North Korea has opened its doors to tourists. While the country is still pretty guarded and not all the places are accessible, it still has a lot to offer. If you're planning a one-of-a-kind vacation, visit North Korea and discover the top 5 places in the world's most secretive country.
Kumsusan Palace of the Sun - Mausoleum of Kim Il-Sung
International Business Times, the Kumsusan Assembly Hall was built in 1976 and the palace served as Kim Il-Sung's official residence. After the death of the North Korean leader, his son, Kim Jong-Il converted the residence to the world's largest mausoleum for his father. Visitors are required to dress smartly.

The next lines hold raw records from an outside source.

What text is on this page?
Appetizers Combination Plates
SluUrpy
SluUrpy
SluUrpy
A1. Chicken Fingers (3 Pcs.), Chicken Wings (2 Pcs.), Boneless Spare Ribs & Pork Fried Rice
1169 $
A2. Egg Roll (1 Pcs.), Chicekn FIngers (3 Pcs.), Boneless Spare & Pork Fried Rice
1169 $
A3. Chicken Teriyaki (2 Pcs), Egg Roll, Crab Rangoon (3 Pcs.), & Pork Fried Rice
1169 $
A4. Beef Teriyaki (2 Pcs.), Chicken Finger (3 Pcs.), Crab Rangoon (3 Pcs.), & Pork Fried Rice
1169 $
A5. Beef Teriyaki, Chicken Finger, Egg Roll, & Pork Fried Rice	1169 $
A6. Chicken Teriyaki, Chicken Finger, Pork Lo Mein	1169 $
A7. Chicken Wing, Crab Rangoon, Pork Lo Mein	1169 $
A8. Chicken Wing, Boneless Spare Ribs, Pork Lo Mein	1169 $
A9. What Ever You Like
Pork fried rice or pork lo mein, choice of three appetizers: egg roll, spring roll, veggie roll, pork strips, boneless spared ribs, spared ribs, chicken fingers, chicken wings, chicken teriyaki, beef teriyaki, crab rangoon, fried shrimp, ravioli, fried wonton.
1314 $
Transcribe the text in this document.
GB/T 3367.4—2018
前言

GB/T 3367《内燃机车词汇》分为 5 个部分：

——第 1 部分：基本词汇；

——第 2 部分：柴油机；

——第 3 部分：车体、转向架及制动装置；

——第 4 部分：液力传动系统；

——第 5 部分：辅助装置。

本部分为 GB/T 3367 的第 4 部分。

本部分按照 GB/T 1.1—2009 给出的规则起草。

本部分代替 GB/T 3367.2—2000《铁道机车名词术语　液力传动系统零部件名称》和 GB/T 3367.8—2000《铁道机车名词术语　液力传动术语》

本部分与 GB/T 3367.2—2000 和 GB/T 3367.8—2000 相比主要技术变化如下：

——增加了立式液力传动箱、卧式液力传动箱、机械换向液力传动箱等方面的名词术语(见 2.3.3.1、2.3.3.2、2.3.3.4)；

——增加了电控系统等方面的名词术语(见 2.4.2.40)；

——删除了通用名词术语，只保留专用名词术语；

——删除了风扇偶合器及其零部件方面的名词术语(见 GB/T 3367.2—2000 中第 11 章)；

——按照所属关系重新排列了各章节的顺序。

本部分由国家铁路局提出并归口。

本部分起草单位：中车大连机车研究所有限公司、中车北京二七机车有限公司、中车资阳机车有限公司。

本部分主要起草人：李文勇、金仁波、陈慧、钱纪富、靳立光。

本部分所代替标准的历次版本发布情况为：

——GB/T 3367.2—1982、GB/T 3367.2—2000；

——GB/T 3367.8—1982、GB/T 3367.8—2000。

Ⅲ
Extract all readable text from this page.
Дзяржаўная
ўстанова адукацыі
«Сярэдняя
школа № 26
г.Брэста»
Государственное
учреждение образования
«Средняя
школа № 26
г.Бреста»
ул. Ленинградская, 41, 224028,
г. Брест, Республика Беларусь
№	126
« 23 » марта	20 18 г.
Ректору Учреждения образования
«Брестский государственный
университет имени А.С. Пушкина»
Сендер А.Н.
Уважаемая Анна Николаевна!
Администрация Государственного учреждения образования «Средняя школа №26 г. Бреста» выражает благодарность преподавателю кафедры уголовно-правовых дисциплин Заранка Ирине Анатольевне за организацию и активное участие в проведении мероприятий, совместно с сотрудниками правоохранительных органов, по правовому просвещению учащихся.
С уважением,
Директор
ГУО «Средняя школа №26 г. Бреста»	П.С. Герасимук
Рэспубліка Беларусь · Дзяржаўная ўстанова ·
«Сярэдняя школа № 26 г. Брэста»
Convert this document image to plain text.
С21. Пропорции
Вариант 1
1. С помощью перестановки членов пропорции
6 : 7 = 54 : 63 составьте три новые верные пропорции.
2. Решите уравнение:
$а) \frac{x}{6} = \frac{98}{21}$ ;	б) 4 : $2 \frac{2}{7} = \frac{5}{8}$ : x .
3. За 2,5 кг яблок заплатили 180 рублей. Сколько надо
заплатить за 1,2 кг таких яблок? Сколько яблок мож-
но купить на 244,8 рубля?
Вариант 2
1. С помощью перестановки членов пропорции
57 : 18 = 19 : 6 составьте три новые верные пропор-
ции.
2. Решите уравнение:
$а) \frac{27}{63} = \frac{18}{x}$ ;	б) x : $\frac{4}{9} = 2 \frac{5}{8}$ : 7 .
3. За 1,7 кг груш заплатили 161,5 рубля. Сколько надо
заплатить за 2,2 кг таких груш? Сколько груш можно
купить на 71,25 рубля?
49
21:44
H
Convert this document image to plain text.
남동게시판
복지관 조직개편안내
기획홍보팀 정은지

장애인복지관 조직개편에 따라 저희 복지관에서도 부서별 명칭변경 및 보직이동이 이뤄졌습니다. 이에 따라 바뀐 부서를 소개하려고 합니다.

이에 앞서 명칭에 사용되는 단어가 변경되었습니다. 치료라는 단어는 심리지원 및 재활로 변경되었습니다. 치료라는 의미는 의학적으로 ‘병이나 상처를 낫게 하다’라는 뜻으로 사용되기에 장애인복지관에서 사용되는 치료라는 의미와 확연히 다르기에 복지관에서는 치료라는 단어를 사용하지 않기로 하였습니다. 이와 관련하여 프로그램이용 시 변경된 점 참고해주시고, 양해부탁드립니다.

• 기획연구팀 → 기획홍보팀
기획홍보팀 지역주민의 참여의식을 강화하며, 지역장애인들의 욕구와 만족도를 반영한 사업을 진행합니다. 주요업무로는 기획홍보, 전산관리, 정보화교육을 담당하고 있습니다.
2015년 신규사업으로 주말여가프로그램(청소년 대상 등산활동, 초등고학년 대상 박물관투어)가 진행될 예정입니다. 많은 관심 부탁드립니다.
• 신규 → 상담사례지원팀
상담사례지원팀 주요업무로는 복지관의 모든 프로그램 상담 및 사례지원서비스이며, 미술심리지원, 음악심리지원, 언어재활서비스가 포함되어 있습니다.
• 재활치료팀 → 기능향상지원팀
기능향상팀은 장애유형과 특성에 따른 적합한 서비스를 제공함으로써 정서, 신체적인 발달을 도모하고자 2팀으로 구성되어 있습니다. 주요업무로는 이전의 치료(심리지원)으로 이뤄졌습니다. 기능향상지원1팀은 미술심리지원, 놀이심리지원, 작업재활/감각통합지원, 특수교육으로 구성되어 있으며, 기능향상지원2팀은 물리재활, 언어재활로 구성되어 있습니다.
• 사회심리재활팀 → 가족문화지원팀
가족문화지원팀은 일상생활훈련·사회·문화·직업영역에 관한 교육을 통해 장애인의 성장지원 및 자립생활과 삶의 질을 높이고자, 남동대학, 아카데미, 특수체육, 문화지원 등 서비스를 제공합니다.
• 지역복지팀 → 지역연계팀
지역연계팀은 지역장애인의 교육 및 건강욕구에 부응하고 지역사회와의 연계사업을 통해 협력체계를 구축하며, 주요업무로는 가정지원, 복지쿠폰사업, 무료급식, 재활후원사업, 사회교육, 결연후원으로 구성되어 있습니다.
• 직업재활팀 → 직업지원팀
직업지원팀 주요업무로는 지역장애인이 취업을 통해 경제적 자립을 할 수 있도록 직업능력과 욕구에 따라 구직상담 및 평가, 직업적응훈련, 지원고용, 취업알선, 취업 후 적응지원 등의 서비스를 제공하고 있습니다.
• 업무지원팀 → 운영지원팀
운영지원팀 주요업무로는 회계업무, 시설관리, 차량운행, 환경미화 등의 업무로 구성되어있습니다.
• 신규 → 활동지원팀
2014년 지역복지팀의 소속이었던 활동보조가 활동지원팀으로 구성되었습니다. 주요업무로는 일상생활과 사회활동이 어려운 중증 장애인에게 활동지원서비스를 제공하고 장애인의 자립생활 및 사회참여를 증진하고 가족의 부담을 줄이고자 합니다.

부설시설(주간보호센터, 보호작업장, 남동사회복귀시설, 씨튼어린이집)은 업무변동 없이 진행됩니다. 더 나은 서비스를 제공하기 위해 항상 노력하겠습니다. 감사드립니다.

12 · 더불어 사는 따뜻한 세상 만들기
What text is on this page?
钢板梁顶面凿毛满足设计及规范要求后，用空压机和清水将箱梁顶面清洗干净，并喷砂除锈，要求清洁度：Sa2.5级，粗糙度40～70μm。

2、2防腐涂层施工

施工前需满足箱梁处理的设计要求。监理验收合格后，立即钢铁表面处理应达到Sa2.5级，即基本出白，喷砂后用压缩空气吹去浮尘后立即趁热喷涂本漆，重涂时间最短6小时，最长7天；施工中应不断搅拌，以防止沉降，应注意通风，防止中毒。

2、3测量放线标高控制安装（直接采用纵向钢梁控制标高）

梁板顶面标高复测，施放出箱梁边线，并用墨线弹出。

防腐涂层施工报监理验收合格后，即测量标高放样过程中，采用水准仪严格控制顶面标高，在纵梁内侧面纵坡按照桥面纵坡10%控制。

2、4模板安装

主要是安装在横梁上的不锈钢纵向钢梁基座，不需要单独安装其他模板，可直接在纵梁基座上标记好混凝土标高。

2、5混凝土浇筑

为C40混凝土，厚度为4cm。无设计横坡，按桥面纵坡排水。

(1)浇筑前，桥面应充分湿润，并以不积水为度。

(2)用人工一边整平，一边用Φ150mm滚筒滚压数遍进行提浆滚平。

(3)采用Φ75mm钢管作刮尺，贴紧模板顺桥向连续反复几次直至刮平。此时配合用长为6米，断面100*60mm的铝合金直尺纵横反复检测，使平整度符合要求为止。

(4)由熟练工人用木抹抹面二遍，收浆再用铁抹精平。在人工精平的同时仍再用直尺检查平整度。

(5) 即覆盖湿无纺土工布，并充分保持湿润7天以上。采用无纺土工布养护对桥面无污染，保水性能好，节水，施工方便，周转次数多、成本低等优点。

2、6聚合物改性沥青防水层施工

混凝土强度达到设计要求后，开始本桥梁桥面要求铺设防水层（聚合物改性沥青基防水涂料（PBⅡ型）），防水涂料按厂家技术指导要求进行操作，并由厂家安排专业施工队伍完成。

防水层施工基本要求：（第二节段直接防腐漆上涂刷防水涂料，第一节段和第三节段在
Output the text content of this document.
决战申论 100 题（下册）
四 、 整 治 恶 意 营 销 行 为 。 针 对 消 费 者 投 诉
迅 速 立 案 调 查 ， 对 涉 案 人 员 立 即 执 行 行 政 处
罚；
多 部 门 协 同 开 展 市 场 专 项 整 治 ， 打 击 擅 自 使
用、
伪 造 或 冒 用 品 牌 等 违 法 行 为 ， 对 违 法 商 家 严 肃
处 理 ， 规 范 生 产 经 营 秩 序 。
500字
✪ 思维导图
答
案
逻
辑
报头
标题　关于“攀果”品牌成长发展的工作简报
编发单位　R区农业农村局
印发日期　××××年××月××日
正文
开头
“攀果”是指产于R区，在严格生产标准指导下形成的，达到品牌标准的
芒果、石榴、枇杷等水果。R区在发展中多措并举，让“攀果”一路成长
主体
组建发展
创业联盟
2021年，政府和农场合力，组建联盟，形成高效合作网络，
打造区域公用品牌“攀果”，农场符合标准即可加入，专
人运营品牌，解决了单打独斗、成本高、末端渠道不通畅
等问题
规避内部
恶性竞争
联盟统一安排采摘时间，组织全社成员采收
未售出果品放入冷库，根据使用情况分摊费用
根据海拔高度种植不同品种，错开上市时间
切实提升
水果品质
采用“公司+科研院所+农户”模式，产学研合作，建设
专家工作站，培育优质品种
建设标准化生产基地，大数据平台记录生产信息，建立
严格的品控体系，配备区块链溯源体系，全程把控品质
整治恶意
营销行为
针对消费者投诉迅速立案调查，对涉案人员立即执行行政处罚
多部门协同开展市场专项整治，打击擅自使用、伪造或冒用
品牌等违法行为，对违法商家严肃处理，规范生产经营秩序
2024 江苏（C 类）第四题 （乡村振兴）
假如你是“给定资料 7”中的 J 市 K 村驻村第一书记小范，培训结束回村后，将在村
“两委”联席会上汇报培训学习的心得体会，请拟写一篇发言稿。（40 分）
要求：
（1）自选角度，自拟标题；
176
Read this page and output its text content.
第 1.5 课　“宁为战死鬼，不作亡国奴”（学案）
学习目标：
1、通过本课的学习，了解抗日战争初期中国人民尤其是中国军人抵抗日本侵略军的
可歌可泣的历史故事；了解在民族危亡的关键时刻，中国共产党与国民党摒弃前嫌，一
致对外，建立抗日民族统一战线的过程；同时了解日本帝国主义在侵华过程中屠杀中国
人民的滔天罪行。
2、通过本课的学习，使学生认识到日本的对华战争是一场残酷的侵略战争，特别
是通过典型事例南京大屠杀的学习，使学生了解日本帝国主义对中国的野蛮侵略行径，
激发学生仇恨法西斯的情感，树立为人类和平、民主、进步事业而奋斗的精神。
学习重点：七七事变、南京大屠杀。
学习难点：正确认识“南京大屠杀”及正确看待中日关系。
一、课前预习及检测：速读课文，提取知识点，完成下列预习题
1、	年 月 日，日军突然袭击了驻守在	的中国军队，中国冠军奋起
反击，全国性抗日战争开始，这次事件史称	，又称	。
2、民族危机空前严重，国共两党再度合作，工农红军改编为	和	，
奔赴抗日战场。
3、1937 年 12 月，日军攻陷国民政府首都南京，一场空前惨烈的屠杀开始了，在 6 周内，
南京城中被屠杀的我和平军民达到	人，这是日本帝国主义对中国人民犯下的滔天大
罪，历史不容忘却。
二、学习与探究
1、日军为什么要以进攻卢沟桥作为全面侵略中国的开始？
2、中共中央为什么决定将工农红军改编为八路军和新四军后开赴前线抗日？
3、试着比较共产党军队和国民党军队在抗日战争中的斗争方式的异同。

The Grand Monument on Mansu Hill (Mansudae)
Constructed in April 1972, the complex of monuments located in Pyongyang, North Korea highlights the 2 22-meters high statues of North Korean leaders Kim Il-Sung and Kim Jong-Il. Situated behind the statues is a wall displaying a mural depicting a scene from Mount Paektu, considered to be the sacred mountain of revolution. While tourists can take photos of the statues, they are required to capture the entirety of the images of Kim Il-Sung and Kim Jong-Il.
Visit The North Korea & South Korean Border, The DMZ
The Korean Demilitarized Zone (DMZ) was agreed upon at the end of the Korean War and serves as a neutral zone between the North Korea and the South Korea. The DMZ is 250 kilometers long and 4 kilometers wide and within which the small Joint Security Area is situated. This heavily guarded installation between the North and South Korea runs along the Korean Peninsula.
Juche Tower - Based On Self-Reliance, The Official State Ideology Of North Korea
The 170-meter high Juche Tower is located in Pyongyang, North Korea and was built based on Kim Il-Sung's Juche ideology. The Juche ideology states that an individual is "the master of his destiny" and the North Korean people must act as the "masters of the revolution and construction," thereby achieving self-reliance. The tower was inaugurated in 1982 on the 70th birthday of Kim Il-Sung.
Victorious Fatherland Liberation War Museum - North Korea's Perspective On The War
The war museum highlights the story of the North Korean's fight against foreign invaders. While there are many exhibits the visitors can learn from, the war museum will give tourists the North Korea's perspective on the war.
According to the Telegraph, obtaining a tourist visa for North Korea is simple, with the only requirement being the need to book a pre-planned tour with two North Korean guides for the company. The guides are specifically appointed by the country's Ministry of Tourism and are associated with a travel service based in Pyongyang.